Validated through simulations of real-world scenarios, the model improves accuracy across density ranges. Its advancements have critical implications for enhancing safety and optimising pedestrian flow during large-scale events.
Land use change in 1800+ world cities since 1975 through the lens of radial scaling laws, Thibaud Rivet, Rémi Lemoy, Axel Pécheric and Gaëtan Laziou
The ever-increasing urbanization of the world meets us with pressing socio-environmental challenges. The sprawl of human settlements all over the planet leads to losses of arable land and biodiversity, and increases flood risks. Furthermore, this expansion is concerning with regard to climate change. In this context and considering the developing will of limiting urban sprawl (see for example the No Net Land Take objective [5]), we are faced with the task of understanding the fundamental structure and dynamics of cities.
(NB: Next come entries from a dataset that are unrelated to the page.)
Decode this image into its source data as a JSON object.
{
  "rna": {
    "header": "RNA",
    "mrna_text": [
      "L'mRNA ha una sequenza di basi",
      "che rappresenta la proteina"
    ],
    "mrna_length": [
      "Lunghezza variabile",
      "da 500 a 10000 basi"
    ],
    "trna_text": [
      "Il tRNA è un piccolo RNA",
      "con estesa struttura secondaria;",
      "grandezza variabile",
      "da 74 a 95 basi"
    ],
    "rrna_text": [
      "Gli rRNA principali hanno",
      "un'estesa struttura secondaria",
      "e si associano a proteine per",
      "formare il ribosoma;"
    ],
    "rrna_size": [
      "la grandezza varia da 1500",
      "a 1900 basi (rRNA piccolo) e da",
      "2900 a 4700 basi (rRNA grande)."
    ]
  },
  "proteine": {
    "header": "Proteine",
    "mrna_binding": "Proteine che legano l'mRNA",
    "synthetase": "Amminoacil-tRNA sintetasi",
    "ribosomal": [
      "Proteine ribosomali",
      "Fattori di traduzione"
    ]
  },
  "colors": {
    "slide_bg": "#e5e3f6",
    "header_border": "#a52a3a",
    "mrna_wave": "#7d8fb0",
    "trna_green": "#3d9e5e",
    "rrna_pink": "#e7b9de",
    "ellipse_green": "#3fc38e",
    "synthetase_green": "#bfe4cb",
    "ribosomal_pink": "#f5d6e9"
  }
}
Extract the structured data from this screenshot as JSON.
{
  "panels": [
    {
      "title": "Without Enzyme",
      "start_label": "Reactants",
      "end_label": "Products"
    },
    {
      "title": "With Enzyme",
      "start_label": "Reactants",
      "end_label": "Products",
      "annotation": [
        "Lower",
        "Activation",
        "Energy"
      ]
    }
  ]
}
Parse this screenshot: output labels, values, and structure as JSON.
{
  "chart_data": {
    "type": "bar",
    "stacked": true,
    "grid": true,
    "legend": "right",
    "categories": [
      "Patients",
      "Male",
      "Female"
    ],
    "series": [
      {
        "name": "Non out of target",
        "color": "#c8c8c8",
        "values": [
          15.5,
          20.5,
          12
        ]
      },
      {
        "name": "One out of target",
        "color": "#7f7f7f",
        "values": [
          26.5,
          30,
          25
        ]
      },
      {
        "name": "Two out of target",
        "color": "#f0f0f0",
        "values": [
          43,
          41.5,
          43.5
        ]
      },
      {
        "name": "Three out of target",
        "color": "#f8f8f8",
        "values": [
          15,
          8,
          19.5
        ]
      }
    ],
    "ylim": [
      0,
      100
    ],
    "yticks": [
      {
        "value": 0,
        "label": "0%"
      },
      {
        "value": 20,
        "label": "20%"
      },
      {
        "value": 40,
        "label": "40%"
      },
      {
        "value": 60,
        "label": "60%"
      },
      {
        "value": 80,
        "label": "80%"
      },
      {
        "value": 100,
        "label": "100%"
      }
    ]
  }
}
Cities are more than just points on a map. They have an internal structure which unfolds radially, from center to periphery, revealing patterns that shape urban dynamics. To understand this spatial organization, we analyze how the share of built-up land evolves as we move outward. Since cities present a wide variety of sizes, scaling laws provide a powerful framework for modeling such behavior, capturing how a system’s properties shift with its size. Viewing cities as systems and population as their defining scale, we study how cities sprawl as population grows, at the global scale.
In order to do so, we establish a robust radial scaling law which quantifies the connection between the distance r to the city center and the amount of built-up land share sN (r), and how this relation scales with city size N.
We extend the homothetic scaling obtained in previous work [6,7] to a global sample of cities and at different dates to study the evolution over time. We focus our work on the 1860 cities of the world whose population is greater than 300,000 inhabitants in 2020. This sample presents a large diversity in terms of population size, topology, land use, urbanization policies and more. Despite such a wide variety, the scaling law still applies with surprising regularity. Furthermore, looking at the data at different points in time — from 1975 to 2020, with a 5 year step — allows us to analyze the evolution of this internal urban structure and scaling law of built-up land.
The data used in the study come from the Global Human Settlement Layer (GHSL), produced by the European Commission. It provides high-resolution and high-quality, globally consistent distributions of built-up areas, which we combine with the World Urbanization Prospect database from the United Nations for trustworthy population statistics. For each city of choice and each date, we analyze this GHS BUILT-S raster layer at 100 meters resolution and compute the average built-up land share in concentric rings of 200 meters width around the city center. To ensure the viable comparability between cities, we use for each city, with population N , a rescaled distance to the center r′ = r (N_Tokyo/N)^(1/2) which makes all cities comparable to the largest one, Tokyo (with population N_Tokyo ≃ 3.7 × 10^7 in 2020).
We analyze the evolution of the mean rescaled profile on Figure 1, and observe that built-up land increases over time all along the center-periphery profile, even when the size effect is controlled by the homothetic scaling law. In linear scale, the change is especially visible near the center, while it appears more clearly in the periphery on a semilog graph (Figure 1). This result means that the built-up surface per capita increases over time globally. We link this urban sprawl phenomenon with economic development and further analyze its geographical variations at national scale on the planet. This clearly questions the sustainability of urban expansion.